When it comes to valuation benchmarks for stocks the most commonly used ratio is the Price / Earnings Ratio. The P/E ratio expresses how much the market is willing to pay for every rupee earned by the company. So if the EPS of the stock is Rs.12 and the stock priceis Rs.240 then the P/E Ratio of the stock is 20X. The P/E ratio is normally used across industries. But then, what to do if the company is not making profits. Technically, the P/E will be negative but practically P/E of a stock cannot be negative as the price has to positive. Even if the company is making losses it has to be worth something as it has assets in its books, it is earning revenues and it has future prospects. One measure that is used in such cases is the Price to Sales ratio or the P/S ratio..
Price/Sales ratio = Market price of the stock / Full year sales per share
Alternatively it can also be written as
Price / Sales ratio – Market cap of the company / Net sales of the company
That brings us to the next question; what is a good price to sales ratio?
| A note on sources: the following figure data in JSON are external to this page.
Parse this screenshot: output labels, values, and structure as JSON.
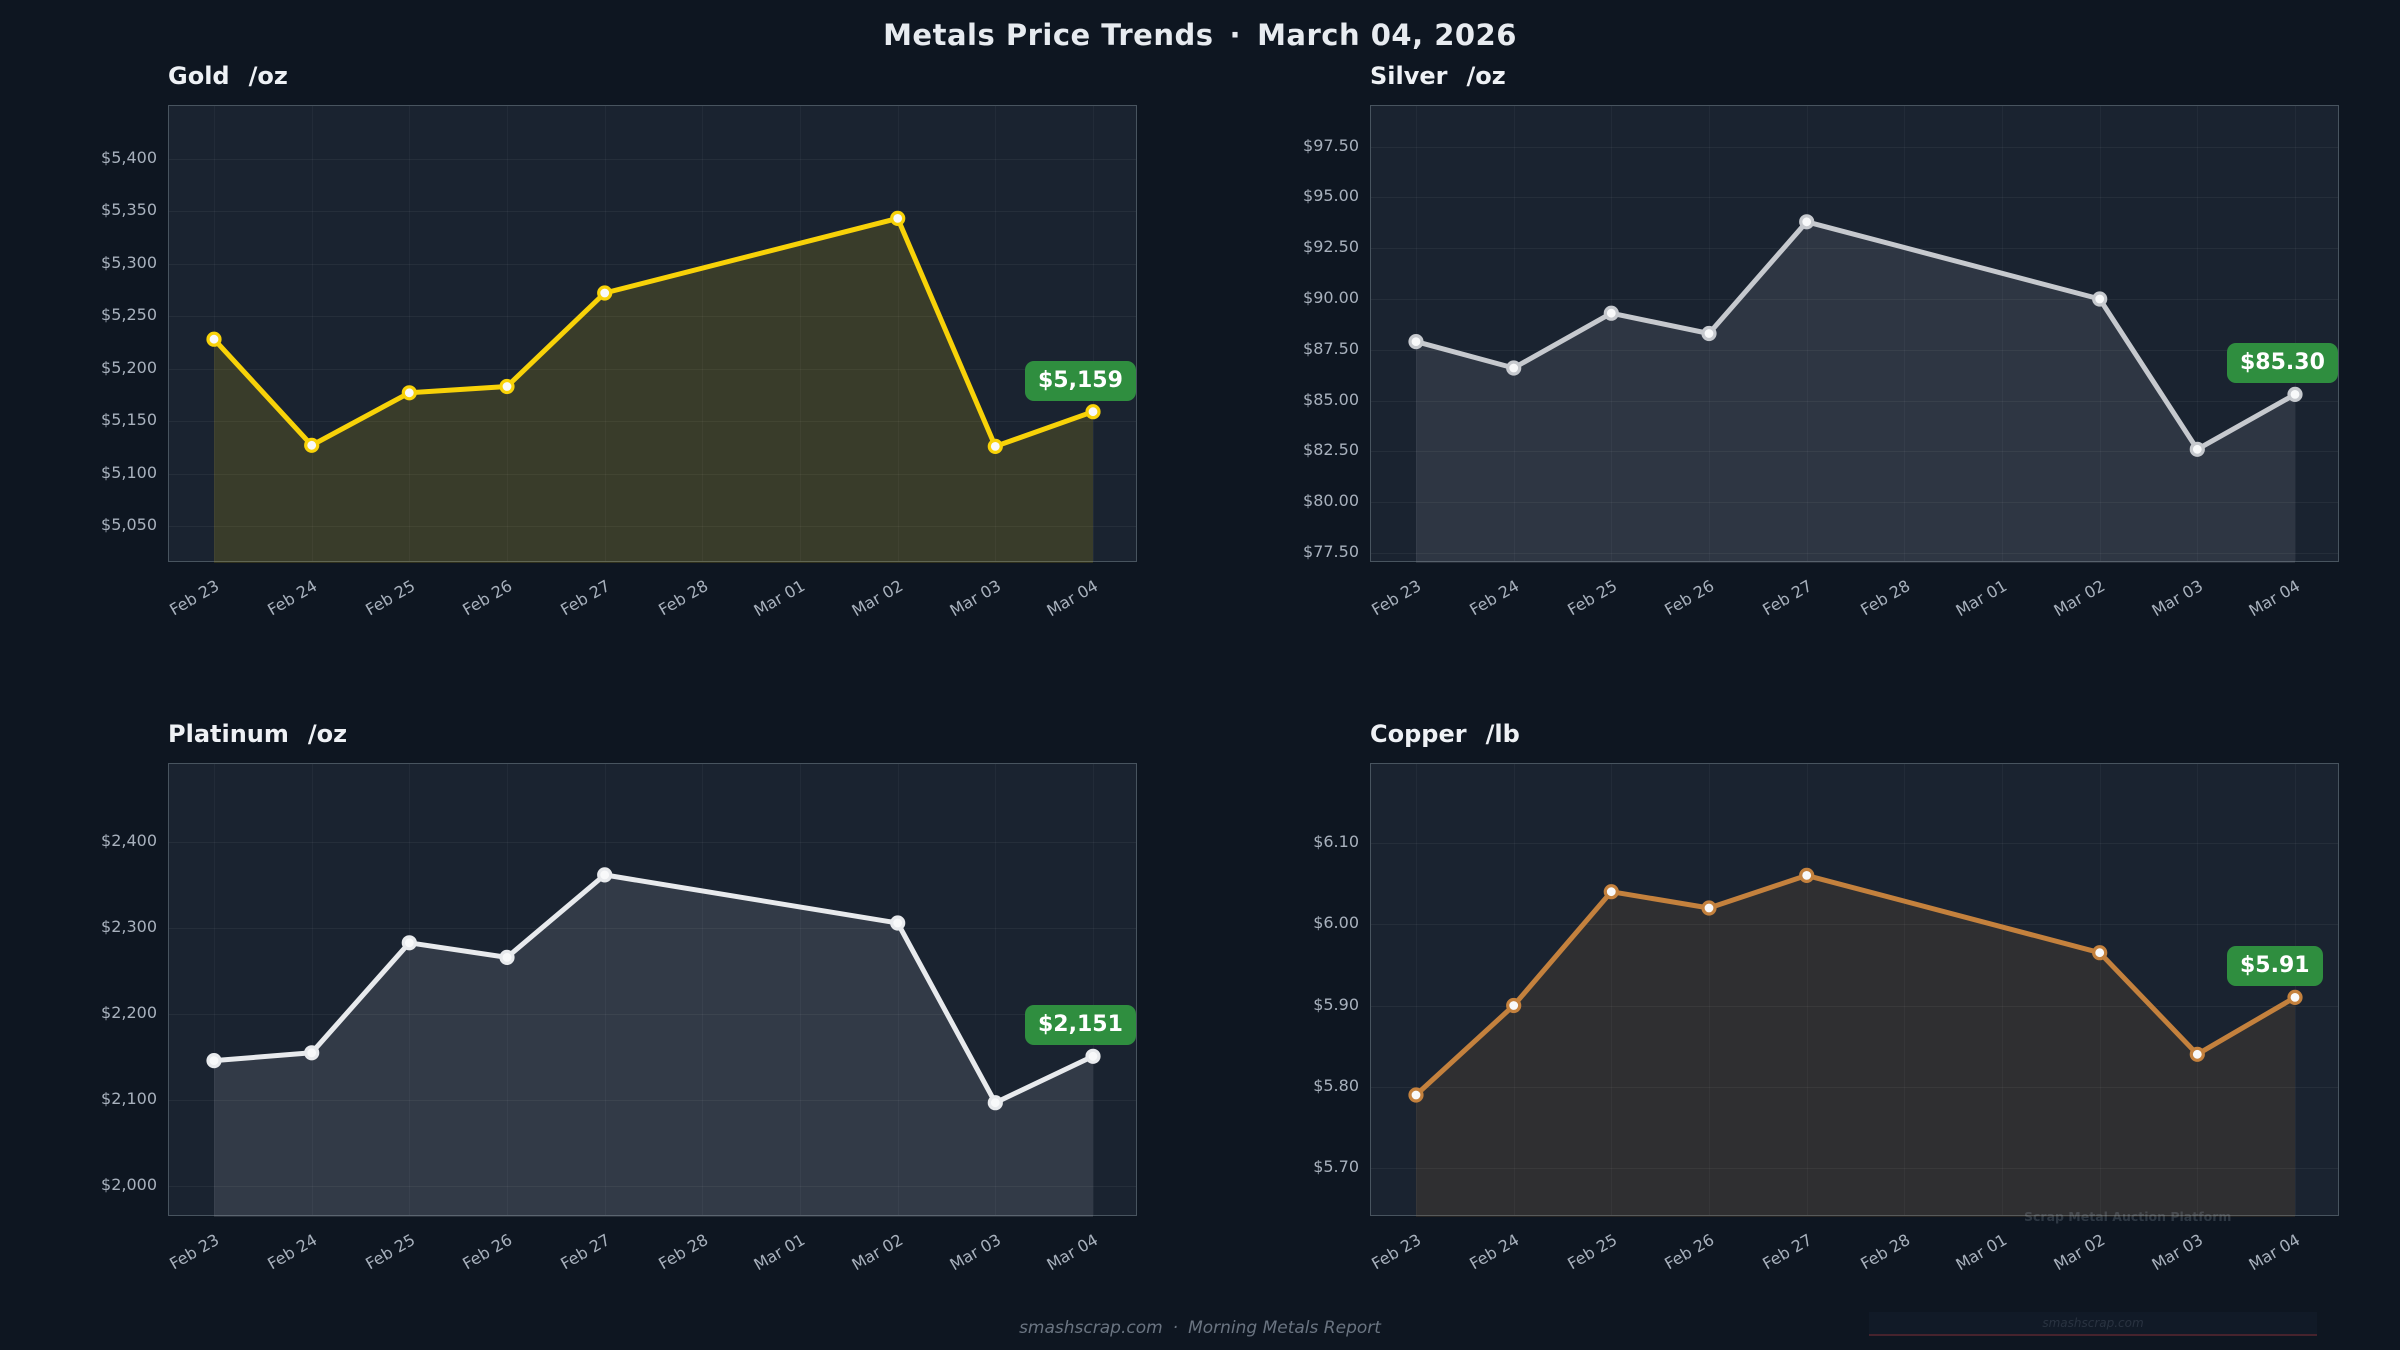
{
  "header": {
    "title": "Metals Price Trends",
    "separator": "·",
    "date": "March 04, 2026"
  },
  "footer": {
    "site": "smashscrap.com",
    "separator": "·",
    "report": "Morning Metals Report"
  },
  "watermark": {
    "line1": "Scrap Metal Auction Platform",
    "line2": "smashscrap.com"
  },
  "colors": {
    "badge_green": "#2f8e3f",
    "page_background": "#0e1621",
    "plot_background": "#1a2330"
  },
  "chart_data": [
    {
      "type": "area",
      "metal": "Gold",
      "unit": "/oz",
      "line_color": "#f8d208",
      "fill_opacity": 0.14,
      "x": [
        "Feb 23",
        "Feb 24",
        "Feb 25",
        "Feb 26",
        "Feb 27",
        "Feb 28",
        "Mar 01",
        "Mar 02",
        "Mar 03",
        "Mar 04"
      ],
      "values": [
        5228,
        5127,
        5177,
        5183,
        5272,
        null,
        null,
        5343,
        5126,
        5159
      ],
      "last_value_label": "$5,159",
      "ylim": [
        5015,
        5450
      ],
      "ytick_values": [
        5050,
        5100,
        5150,
        5200,
        5250,
        5300,
        5350,
        5400
      ],
      "ytick_labels": [
        "$5,050",
        "$5,100",
        "$5,150",
        "$5,200",
        "$5,250",
        "$5,300",
        "$5,350",
        "$5,400"
      ],
      "grid": true,
      "legend": false
    },
    {
      "type": "area",
      "metal": "Silver",
      "unit": "/oz",
      "line_color": "#c6c9ce",
      "fill_opacity": 0.12,
      "x": [
        "Feb 23",
        "Feb 24",
        "Feb 25",
        "Feb 26",
        "Feb 27",
        "Feb 28",
        "Mar 01",
        "Mar 02",
        "Mar 03",
        "Mar 04"
      ],
      "values": [
        87.9,
        86.6,
        89.3,
        88.3,
        93.8,
        null,
        null,
        90.0,
        82.6,
        85.3
      ],
      "last_value_label": "$85.30",
      "ylim": [
        77.0,
        99.5
      ],
      "ytick_values": [
        77.5,
        80.0,
        82.5,
        85.0,
        87.5,
        90.0,
        92.5,
        95.0,
        97.5
      ],
      "ytick_labels": [
        "$77.50",
        "$80.00",
        "$82.50",
        "$85.00",
        "$87.50",
        "$90.00",
        "$92.50",
        "$95.00",
        "$97.50"
      ],
      "grid": true,
      "legend": false
    },
    {
      "type": "area",
      "metal": "Platinum",
      "unit": "/oz",
      "line_color": "#e8eaed",
      "fill_opacity": 0.12,
      "x": [
        "Feb 23",
        "Feb 24",
        "Feb 25",
        "Feb 26",
        "Feb 27",
        "Feb 28",
        "Mar 01",
        "Mar 02",
        "Mar 03",
        "Mar 04"
      ],
      "values": [
        2146,
        2155,
        2283,
        2266,
        2362,
        null,
        null,
        2306,
        2097,
        2151
      ],
      "last_value_label": "$2,151",
      "ylim": [
        1964,
        2491
      ],
      "ytick_values": [
        2000,
        2100,
        2200,
        2300,
        2400
      ],
      "ytick_labels": [
        "$2,000",
        "$2,100",
        "$2,200",
        "$2,300",
        "$2,400"
      ],
      "grid": true,
      "legend": false
    },
    {
      "type": "area",
      "metal": "Copper",
      "unit": "/lb",
      "line_color": "#c4813d",
      "fill_opacity": 0.13,
      "x": [
        "Feb 23",
        "Feb 24",
        "Feb 25",
        "Feb 26",
        "Feb 27",
        "Feb 28",
        "Mar 01",
        "Mar 02",
        "Mar 03",
        "Mar 04"
      ],
      "values": [
        5.79,
        5.9,
        6.04,
        6.02,
        6.06,
        null,
        null,
        5.965,
        5.84,
        5.91
      ],
      "last_value_label": "$5.91",
      "ylim": [
        5.64,
        6.197
      ],
      "ytick_values": [
        5.7,
        5.8,
        5.9,
        6.0,
        6.1
      ],
      "ytick_labels": [
        "$5.70",
        "$5.80",
        "$5.90",
        "$6.00",
        "$6.10"
      ],
      "grid": true,
      "legend": false
    }
  ]
}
Are there industry level benchmarks and country level benchmarks that can be applied? What should be the price to sales ratio for growth company and what should the P/S ratio be for stable companies? Above all, let us also understand the relevance and application of Price/Sales ratio from a practical standpoint when evaluating companies.
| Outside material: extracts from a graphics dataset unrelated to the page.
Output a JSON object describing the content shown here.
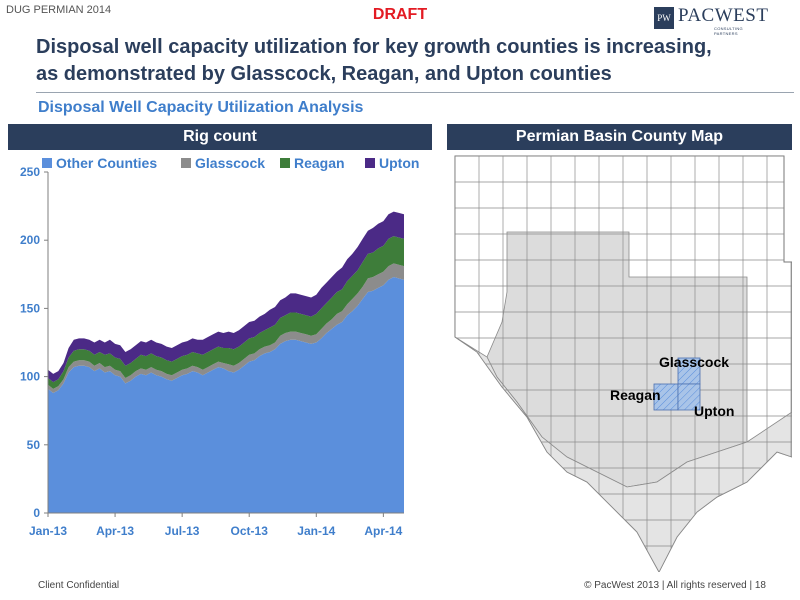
{
  "header": {
    "event": "DUG PERMIAN 2014",
    "draft": "DRAFT",
    "logo_mark": "PW",
    "logo_name": "PACWEST",
    "logo_tagline": "CONSULTING PARTNERS",
    "headline_line1": "Disposal well capacity utilization for key growth counties is increasing,",
    "headline_line2": "as demonstrated by Glasscock, Reagan, and Upton counties",
    "subtitle": "Disposal Well Capacity Utilization Analysis"
  },
  "colors": {
    "navy": "#2b3e5c",
    "accent_blue": "#3f7ecb",
    "draft_red": "#e31b23",
    "other_counties": "#5b8fdc",
    "glasscock": "#8c8c8c",
    "reagan": "#3e7d3a",
    "upton": "#4b2a86",
    "map_fill": "#dcdcdc",
    "map_highlight": "#a9c4e8"
  },
  "chart_data": {
    "type": "area",
    "stacked": true,
    "title": "Rig count",
    "xlabel": "",
    "ylabel": "",
    "ylim": [
      0,
      250
    ],
    "yticks": [
      0,
      50,
      100,
      150,
      200,
      250
    ],
    "x_tick_labels": [
      "Jan-13",
      "Apr-13",
      "Jul-13",
      "Oct-13",
      "Jan-14",
      "Apr-14"
    ],
    "x_tick_weeks": [
      0,
      13,
      26,
      39,
      52,
      65
    ],
    "weeks_total": 69,
    "legend_position": "top",
    "series": [
      {
        "name": "Other Counties",
        "color": "#5b8fdc",
        "values": [
          91,
          88,
          90,
          95,
          103,
          107,
          108,
          108,
          107,
          104,
          106,
          103,
          104,
          101,
          100,
          95,
          97,
          100,
          102,
          101,
          103,
          101,
          100,
          98,
          97,
          99,
          101,
          102,
          104,
          103,
          101,
          103,
          105,
          107,
          106,
          104,
          103,
          105,
          108,
          111,
          112,
          115,
          117,
          118,
          120,
          124,
          126,
          127,
          127,
          126,
          125,
          124,
          125,
          128,
          132,
          135,
          138,
          140,
          145,
          148,
          152,
          157,
          162,
          163,
          165,
          167,
          171,
          173,
          172,
          171
        ]
      },
      {
        "name": "Glasscock",
        "color": "#8c8c8c",
        "values": [
          3,
          3,
          3,
          3,
          4,
          4,
          4,
          4,
          4,
          4,
          4,
          4,
          4,
          4,
          4,
          4,
          4,
          4,
          4,
          4,
          4,
          4,
          4,
          4,
          4,
          4,
          4,
          4,
          4,
          4,
          4,
          4,
          4,
          4,
          4,
          5,
          5,
          5,
          5,
          5,
          5,
          5,
          5,
          5,
          5,
          6,
          6,
          6,
          6,
          6,
          6,
          6,
          6,
          7,
          7,
          7,
          8,
          8,
          8,
          9,
          9,
          9,
          10,
          10,
          10,
          10,
          10,
          10,
          10,
          10
        ]
      },
      {
        "name": "Reagan",
        "color": "#3e7d3a",
        "values": [
          5,
          5,
          5,
          6,
          7,
          8,
          8,
          8,
          8,
          8,
          8,
          9,
          9,
          9,
          9,
          9,
          9,
          9,
          10,
          10,
          10,
          10,
          10,
          10,
          10,
          10,
          10,
          10,
          10,
          10,
          11,
          11,
          11,
          11,
          11,
          12,
          12,
          12,
          12,
          12,
          12,
          12,
          12,
          13,
          13,
          13,
          13,
          14,
          14,
          14,
          14,
          14,
          15,
          15,
          15,
          16,
          16,
          16,
          17,
          17,
          17,
          18,
          18,
          18,
          19,
          19,
          20,
          20,
          20,
          20
        ]
      },
      {
        "name": "Upton",
        "color": "#4b2a86",
        "values": [
          6,
          6,
          6,
          6,
          7,
          8,
          8,
          8,
          8,
          9,
          9,
          9,
          10,
          10,
          10,
          10,
          10,
          10,
          10,
          10,
          10,
          10,
          10,
          10,
          10,
          10,
          10,
          10,
          10,
          10,
          11,
          11,
          11,
          11,
          11,
          12,
          12,
          12,
          12,
          12,
          12,
          12,
          12,
          13,
          13,
          13,
          13,
          14,
          14,
          14,
          14,
          14,
          14,
          15,
          15,
          15,
          15,
          16,
          16,
          16,
          17,
          17,
          17,
          18,
          18,
          18,
          18,
          18,
          18,
          18
        ]
      }
    ]
  },
  "map": {
    "title": "Permian Basin County Map",
    "labels": {
      "glasscock": "Glasscock",
      "reagan": "Reagan",
      "upton": "Upton"
    }
  },
  "footer": {
    "left": "Client Confidential",
    "right": "© PacWest 2013 | All rights reserved | 18"
  }
}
Circumstances in which price / sales ratio can be useful?
Price / Sales ratio measures what the market is willing to pay for every rupee of sales per share. Especially in case of high growth sectors, the P/S ratio can be very useful as a valuation measure. A combination of high growth in the sector and low P/S ratio can be a good starting point for identifying a future star in the stock market.
The P/S ratio can be very useful in case of cyclical sectors. For example, steel and aluminium go through long up phases and prolonged down phases. Their profitability ranges from high profits to high losses. The P/E ratio can be quite deceptive in such cases and the P/S ratio is a more reliable indicator.
P/S ratio also works very well in case of companies where the entire sector is undergoing a major disruption. Telecom is one such example. There is big growth in data but that will take some time to translate into sales. However, the way it is being disrupted the impact on sales is going to be substantial and rapid. P/S ratio will make a lot more sense in such cases.
P/S ratio is a good measure when the company or sector is going through temporary down cycle. The profits may have started falling but you are not sure if you can read too much into the profits story. In such cases, if the growth in sales continues at the same pace then it gives you confidence that profit growth will also eventually come back. In such cases, P/S is a good backup for the P/E ratio.
The advantage of the P/S ratio is that at a time when profitability parameters cannot be applied, the efficiency parameters can still be applied. Even when the company in question is not making profits, the P/S ration and Sales/assets ratio can still be calculated and that combines the rate at which the price discounts the sales and the operating efficiency of the company.
The sales figure is less susceptible to manipulation as compared to the earnings data. In case of earnings, there is scope for the company to misrepresent on items like depreciation, interest and taxes. Sales are easier to cross-check as the data on sales is also available at an industry level and hence is less prone to manipulation.
P/S ratio can be very useful as an added balance check on the valuation methodology. For example, the P/E Ratio is a mix of performance and perception. Different analysts have different perceptions of earnings quality of companies. In the case of the P/S ratio there is more of reality and less of perception involved. Hence, when combined with the P/E ratio, the P/S Ratio gives a more realistic picture.
The price to sales ratio (P/S) has emerged as an important method of fine tuning your stock analysis and valuation methodology. While its applicability as a standalone technique may be limited, it can add value when used as an adjunct to other valuation methodologies. In specific cases like loss making companies, cyclical companies and disruptive sectors; the P/S Ratio does add a lot of analytical value.